Inni eksperci są zdania, że wskaźnik wzrostu cen konsumpcyjnych (CPI) w tym roku może nawet przekroczyć 5 proc. "Nasza zaktualizowana prognoza zakłada, że inflacja może przejściowo przekroczyć 5 proc. w niektórych miesiącach 2021 roku, między innymi w związku z oczekiwanym popandemicznym dostosowaniem cen (usługi turystyczne, gastronomia, odzież). [...] W listopadzie i grudniu 2021 roku może przekroczyć w ujęciu rocznym 5 proc. i wynieść nawet 5,2 proc." - twierdzą analitycy banku Citi Handlowy.
Zgodnie z prognozą banku, średnioroczna inflacja na koniec 2021 r. osiągnie poziom 4,3 proc. (w ujęciu rok do roku). "W 2022 roku efekty statystyczne (wysoka baza odniesienia) zepchną inflację niżej, ale wciąż pozostanie ona na podwyższonym poziomie. Stymulacja fiskalna w warunkach i tak wysokiego wykorzystania mocy produkcyjnych może przełożyć się na dalsze wzrosty cen" - dodają.
Wysoką wartość wskaźnika przewiduje też Wojciech Paczos z Instytutu Nauk Ekonomicznych PAN i Cardiff University. "Jeśli miałbym prognozować, to myślę, że na koniec roku inflacja będzie w okolicach 4-5 proc. i stopy procentowe będą po pierwszej podwyżce - w okolicach jednego procenta" - stwierdził w analizie dla OKO.press.
Wyższa inflacja zaczyna być zauważana nie tylko w Polsce. Na dane z USA, gdzie wzrost cen w kwietniu (4,2 proc. w ujęciu rocznym) był najwyższy od września 2008 r., zwraca np. uwagę Paweł Borys. "Po dekadzie deflacyjnej po kryzysie finansowym, witamy w świecie szybszego wzrostu cen" - napisał w środę na Twitterze szef Polskiego Funduszu Rozwoju. "W USA poza wysokimi odczytami inflacji ciekawe dane pokazujące, że ceny używanych samochodów wzrosły w kwietniu o 21 proc., najwyżej od 1981 r. Czyli z tego kryzysu świat wychodzi inflacją" - dodał.

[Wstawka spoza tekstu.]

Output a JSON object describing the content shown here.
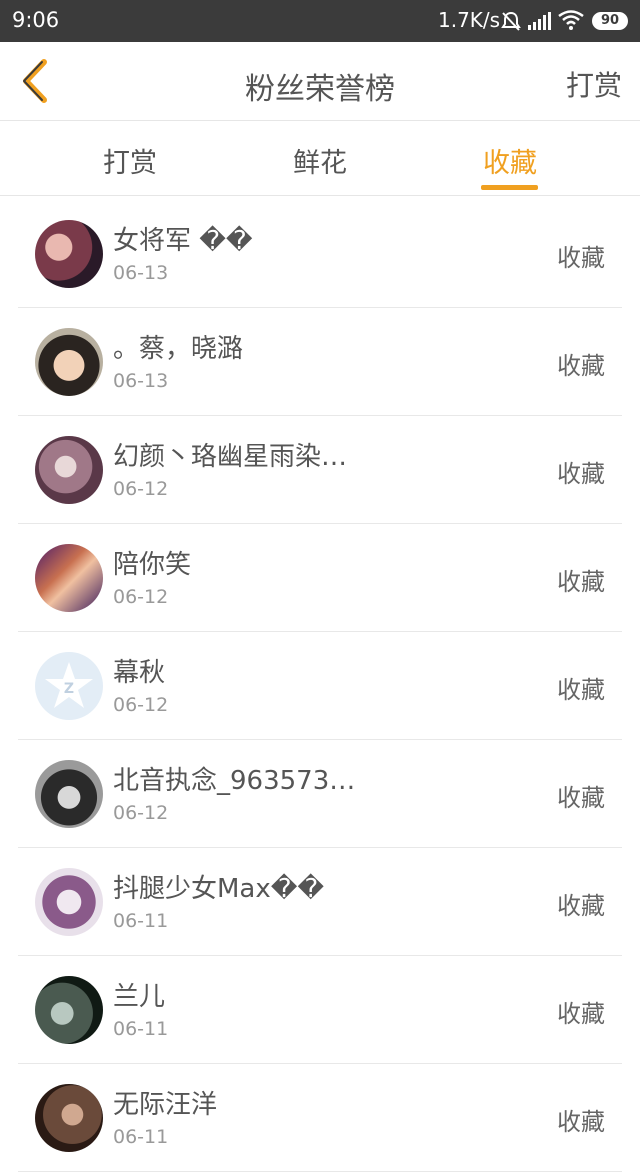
{
  "status_bar": {
    "time": "9:06",
    "net_speed": "1.7K/s",
    "battery": "90",
    "icons": [
      "mute-bell-icon",
      "signal-icon",
      "wifi-icon",
      "battery-icon"
    ]
  },
  "header": {
    "back_icon": "chevron-left-icon",
    "title": "粉丝荣誉榜",
    "action_label": "打赏"
  },
  "tabs": [
    {
      "label": "打赏"
    },
    {
      "label": "鲜花"
    },
    {
      "label": "收藏",
      "active": true
    }
  ],
  "colors": {
    "accent": "#f0a020",
    "status_bar": "#3b3b3b",
    "text": "#555555",
    "subtext": "#999999"
  },
  "items": [
    {
      "name": "女将军 ��",
      "date": "06-13",
      "type": "收藏"
    },
    {
      "name": "。蔡，晓潞",
      "date": "06-13",
      "type": "收藏"
    },
    {
      "name": "幻颜丶珞幽星雨染…",
      "date": "06-12",
      "type": "收藏"
    },
    {
      "name": "陪你笑",
      "date": "06-12",
      "type": "收藏"
    },
    {
      "name": "幕秋",
      "date": "06-12",
      "type": "收藏"
    },
    {
      "name": "北音执念_963573…",
      "date": "06-12",
      "type": "收藏"
    },
    {
      "name": "抖腿少女Max��",
      "date": "06-11",
      "type": "收藏"
    },
    {
      "name": "兰儿",
      "date": "06-11",
      "type": "收藏"
    },
    {
      "name": "无际汪洋",
      "date": "06-11",
      "type": "收藏"
    }
  ]
}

Problem zauważą również analityk Daniel Kostecki. "Gdy o 21 proc. r/r DROŻEJĄ używane samochody, to wiedz, że coś się dzieje ;)" - napisał.
Trend dotyczący używanych aut jest widoczny i w Polsce. - Wzrosty cen zauważono też w raporcie AAA Auto, gdzie poddano analizie dane dotyczące sprzedaży aut używanych w komisach, na stronach internetowych oraz u dealerów samochodów używanych. Zgodnie z dokumentem, w lutym 2021 roku w Polsce pojawiło się 189 868 ofert sprzedaży pojazdów używanych, czyli o 6 432 mniej niż w styczniu br. Natomiast mediana ceny w drugim miesiącu roku (w porównaniu do stycznia br.) wzrosła o 1 867 zł, do poziomu 22 900 zł. W odniesieniu do lutego 2020 roku było to o 3 400 zł więcej - czytamy w serwisie Moto.pl, który podaje dane z raportu AAA Auto.